初対面の再会
毎度毎度1ヶ月も何してるんでしょうね
〜スキル《昏睡無効》《気絶無効》を獲得しました〜
「うわぁっ!」
眠り続けていた実は唐突のスキル獲得通知により目を覚ました。直後爆発音が鳴り響く。
「何が起こってるんだ?」
服を着替え部屋の外へ出るも建物内に人の気配はない。出口を探そうと廊下を歩く。
「あ......」
ふと窓から外を見るとそこは火の海だった。
奥には見覚えのある宮殿が佇んでいる。
逃げ惑う市民、その市民を攻撃する獣人、空には竜のような生き物が飛び回り火を吐いている。
「守らなきゃ」
収納空間から装備品を取り出し駆ける。
「逃がすな!殺せ!」
「うわぁあ!」
「くそ!間に合わなかった」
〜【十戒】-[不殺]が発動しました 〜
殺人者の全ステータスを半減します
「ん?お前は!タナカミノルだな!」
〜【十戒】-[沈黙]が発動しました 〜
対象は1時間声を発することができません
困惑する様子の鳥人族。しかし、攻撃してくる様子はない。
「なぜ俺の名前を知っている」
「あんたに懸賞金がかけられてんだ。それもなんと魔神様からだ。だからついてきてもらう」
「わかった。ついて行く。ところでこの戦争はいつから続いてるんだ?」
「は?2週間くらいだけどなんで知らないんだ?」
2週間も寝ていたのか。他にも知りたいことがたくさんあるがそれよりも魔神だ。あいつが俺を探しているのなら俺の方から行ってやる。
***
実を連れてきた鳥人が門兵に報告した時にまたも発声能力を奪ってしまうなどハプニングがあったが、魔王城に到着した。
「久しぶりだなぁ、田中実」
「久しぶり?......あぁ、別の俺か」
「そうだったなぁ。まだここのお前とは会っていなかったな」
「俺を創造神にしたいようだが残念だったな。俺は神への覚醒を失敗した。不可能だった」
「あぁ!それは心配しなくてもいい。時はまだきていない。
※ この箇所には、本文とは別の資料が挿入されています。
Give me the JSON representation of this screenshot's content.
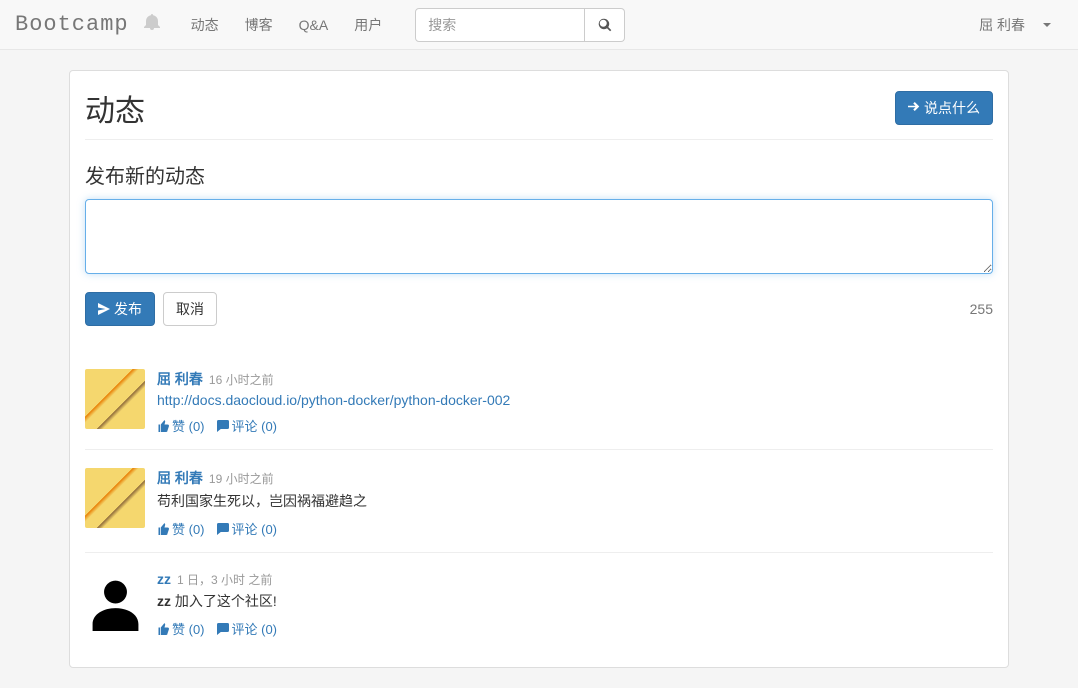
{
  "navbar": {
    "brand": "Bootcamp",
    "links": [
      "动态",
      "博客",
      "Q&A",
      "用户"
    ],
    "search_placeholder": "搜索",
    "user_name": "屈 利春"
  },
  "page": {
    "title": "动态",
    "say_something_label": "说点什么"
  },
  "compose": {
    "label": "发布新的动态",
    "publish_label": "发布",
    "cancel_label": "取消",
    "char_count": "255"
  },
  "feed": [
    {
      "author": "屈 利春",
      "time": "16 小时之前",
      "content_type": "link",
      "content": "http://docs.daocloud.io/python-docker/python-docker-002",
      "avatar": "pikachu",
      "like_label": "赞",
      "like_count": 0,
      "comment_label": "评论",
      "comment_count": 0
    },
    {
      "author": "屈 利春",
      "time": "19 小时之前",
      "content_type": "text",
      "content": "苟利国家生死以，岂因祸福避趋之",
      "avatar": "pikachu",
      "like_label": "赞",
      "like_count": 0,
      "comment_label": "评论",
      "comment_count": 0
    },
    {
      "author": "zz",
      "time": "1 日，3 小时 之前",
      "content_type": "joined",
      "content_prefix": "zz",
      "content": " 加入了这个社区!",
      "avatar": "default",
      "like_label": "赞",
      "like_count": 0,
      "comment_label": "评论",
      "comment_count": 0
    }
  ]
}
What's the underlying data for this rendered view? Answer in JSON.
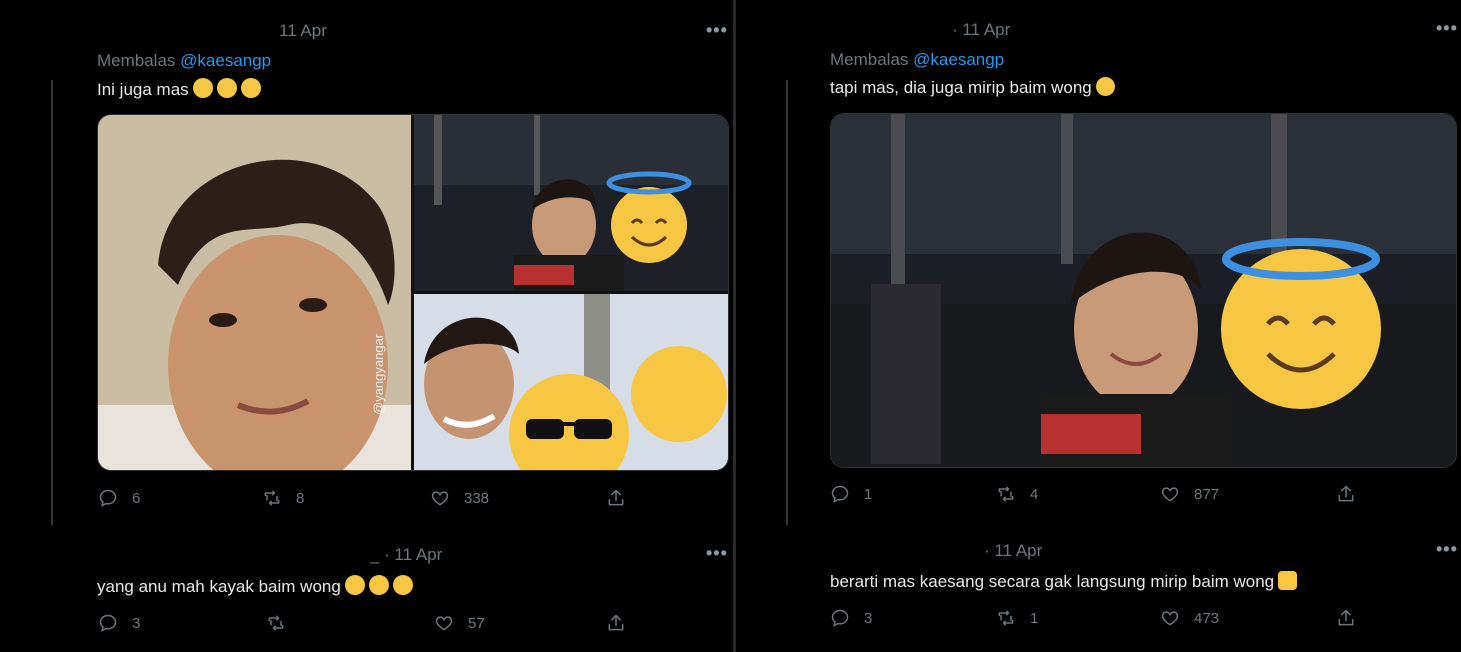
{
  "left": {
    "tweet1": {
      "date": "11 Apr",
      "replying_prefix": "Membalas",
      "replying_handle": "@kaesangp",
      "text": "Ini juga mas",
      "emojis": [
        "joy",
        "joy",
        "joy"
      ],
      "watermark": "@yangyangar",
      "actions": {
        "replies": "6",
        "retweets": "8",
        "likes": "338"
      }
    },
    "tweet2": {
      "name_fragment": "_",
      "date": "· 11 Apr",
      "text": "yang anu mah kayak baim wong",
      "emojis": [
        "pensive",
        "pensive",
        "pensive"
      ],
      "actions": {
        "replies": "3",
        "retweets": "",
        "likes": "57"
      }
    }
  },
  "right": {
    "tweet1": {
      "date": "· 11 Apr",
      "replying_prefix": "Membalas",
      "replying_handle": "@kaesangp",
      "text": "tapi mas, dia juga mirip baim wong",
      "emojis": [
        "thinking"
      ],
      "actions": {
        "replies": "1",
        "retweets": "4",
        "likes": "877"
      }
    },
    "tweet2": {
      "date": "· 11 Apr",
      "text": "berarti mas kaesang secara gak langsung mirip baim wong",
      "emojis": [
        "folded-hands"
      ],
      "actions": {
        "replies": "3",
        "retweets": "1",
        "likes": "473"
      }
    }
  },
  "more_label": "•••",
  "colors": {
    "background": "#000000",
    "link": "#1d9bf0",
    "muted": "#6e767d",
    "text": "#e7e9ea",
    "emoji": "#f7c744"
  }
}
だが権限は手に入ったようだな」
どこか楽しそうな様子の魔神を前に実は苛立ちを隠せずにいた。
「そう怒るなよ。俺を殺したいんだろ?ならもっと強くなれ。お前ならできる。世界各地の大迷宮を攻略しこの世界の扉を開くんだ」
「なぜ敵の俺にそんな情報を与える?」
「え?そんなもん楽しいからに決まってんだろ。それにお前の力が上がれば神の等級も上がってくるからな。んじゃまた頃合いを見て戻る。まぁまずはこの戦争を止めてみることだな」
「おい!待て!」
実の制止しも虚しく魔神は光に包まれて消えていってしまった。しかし、実は彼が言っていた事を実行せざるを得ない。このままでは人間側が滅びてしまう。勇者達も戦争に参加していたはずだが彼らがいながら帝国が落ちた事を鑑みると迷っている暇はなさそうだ。